Mulero agreed. “It is always easier to train the physique aspect than the technique,” he said. “Training on a climbing wall doesn’t have as much transfer when you go outside to climb on the slabs. That is what makes people lose interest in this I think.”

Franco Cookson, however, had other ideas, recommending the UK phenomenon of toe-boarding, which involves exercises similar to a hangboard but for your feet, as a way to improve at slabs. He suggested that the best way to improve toe strength is training in a semi-unsupported shoe and switching to stiffer shoes when climbing for performance. He also noted that budding slab climbers should remember to use not just the straight-on front of your shoe but the side as well.

Claassen, too, thinks slabs can be trained indoors. “It’s about trusting yourself and your body and your center of gravity and balance,” Claassen said, adding that comp style boulders, particularly those involving balancing around on volumes, help build slab skills. “Also believing something is possible that feels really really unlikely. I think that’s part of why people don’t like slab climbing: it seems so improbable. And it’s hard to track progress and know how hard something is and how close you are.”

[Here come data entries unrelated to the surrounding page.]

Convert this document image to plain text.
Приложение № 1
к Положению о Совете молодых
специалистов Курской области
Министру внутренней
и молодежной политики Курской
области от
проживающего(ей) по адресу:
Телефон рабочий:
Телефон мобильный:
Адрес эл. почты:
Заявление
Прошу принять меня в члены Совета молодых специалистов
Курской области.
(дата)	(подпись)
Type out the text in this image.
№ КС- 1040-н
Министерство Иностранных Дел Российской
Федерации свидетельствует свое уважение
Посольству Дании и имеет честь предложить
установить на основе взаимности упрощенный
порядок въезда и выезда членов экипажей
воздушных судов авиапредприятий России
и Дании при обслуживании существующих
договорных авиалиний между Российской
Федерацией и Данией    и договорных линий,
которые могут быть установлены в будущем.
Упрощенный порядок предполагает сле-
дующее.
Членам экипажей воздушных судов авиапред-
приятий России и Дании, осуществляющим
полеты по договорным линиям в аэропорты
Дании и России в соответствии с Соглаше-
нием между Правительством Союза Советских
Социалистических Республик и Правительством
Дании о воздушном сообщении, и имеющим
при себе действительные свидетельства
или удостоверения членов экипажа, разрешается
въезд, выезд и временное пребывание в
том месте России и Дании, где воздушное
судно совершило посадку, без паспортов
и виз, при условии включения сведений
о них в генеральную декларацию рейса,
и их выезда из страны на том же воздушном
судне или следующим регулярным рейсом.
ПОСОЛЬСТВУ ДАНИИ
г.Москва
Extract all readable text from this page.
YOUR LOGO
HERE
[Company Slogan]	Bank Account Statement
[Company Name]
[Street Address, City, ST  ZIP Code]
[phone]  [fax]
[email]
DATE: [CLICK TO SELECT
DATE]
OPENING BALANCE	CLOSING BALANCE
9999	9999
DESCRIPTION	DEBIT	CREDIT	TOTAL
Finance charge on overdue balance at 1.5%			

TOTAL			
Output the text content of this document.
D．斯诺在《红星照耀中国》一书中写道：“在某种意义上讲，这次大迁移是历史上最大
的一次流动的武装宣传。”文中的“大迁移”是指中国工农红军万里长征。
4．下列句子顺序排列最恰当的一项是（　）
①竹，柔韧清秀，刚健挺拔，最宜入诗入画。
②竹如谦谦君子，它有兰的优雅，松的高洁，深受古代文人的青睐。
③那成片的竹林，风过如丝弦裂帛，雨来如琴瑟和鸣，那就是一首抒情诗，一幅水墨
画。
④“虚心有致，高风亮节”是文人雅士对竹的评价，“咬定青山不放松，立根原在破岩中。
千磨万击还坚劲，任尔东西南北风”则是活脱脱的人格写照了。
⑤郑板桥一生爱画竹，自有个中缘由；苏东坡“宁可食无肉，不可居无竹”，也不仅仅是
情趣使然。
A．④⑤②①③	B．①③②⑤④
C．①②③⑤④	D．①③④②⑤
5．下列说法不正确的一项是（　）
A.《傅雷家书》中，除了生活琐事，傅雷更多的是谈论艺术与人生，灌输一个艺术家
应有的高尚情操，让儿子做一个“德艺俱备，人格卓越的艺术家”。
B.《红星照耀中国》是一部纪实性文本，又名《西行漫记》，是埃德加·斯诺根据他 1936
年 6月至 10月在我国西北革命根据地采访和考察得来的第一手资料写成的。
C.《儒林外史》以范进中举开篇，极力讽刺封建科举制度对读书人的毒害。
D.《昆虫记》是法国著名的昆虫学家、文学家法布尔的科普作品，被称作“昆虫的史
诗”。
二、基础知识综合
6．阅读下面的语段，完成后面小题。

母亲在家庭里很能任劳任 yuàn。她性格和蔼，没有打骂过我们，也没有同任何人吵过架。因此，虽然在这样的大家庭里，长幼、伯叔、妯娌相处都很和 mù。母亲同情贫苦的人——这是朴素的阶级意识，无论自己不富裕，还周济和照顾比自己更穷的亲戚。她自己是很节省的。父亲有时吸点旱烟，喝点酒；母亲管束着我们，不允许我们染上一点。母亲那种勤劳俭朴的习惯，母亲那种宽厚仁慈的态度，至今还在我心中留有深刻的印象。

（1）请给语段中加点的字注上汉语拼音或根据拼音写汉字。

Perhaps one of the best ways to succeed at the dark art of slab climbing is to simply do it. Honnold and I smeared our way through Squamish’s long list of granite slab routes, and the practice certainly paid off for Honnold, who’s mastery allowed him to solo the notoriously insecure Freeblast (5.11b) on El Cap while sending the Freerider (5.13a). As for me, I’ve kept working on those skills, standing on my toes, balancing on volumes, and trying my best not to skin my knees.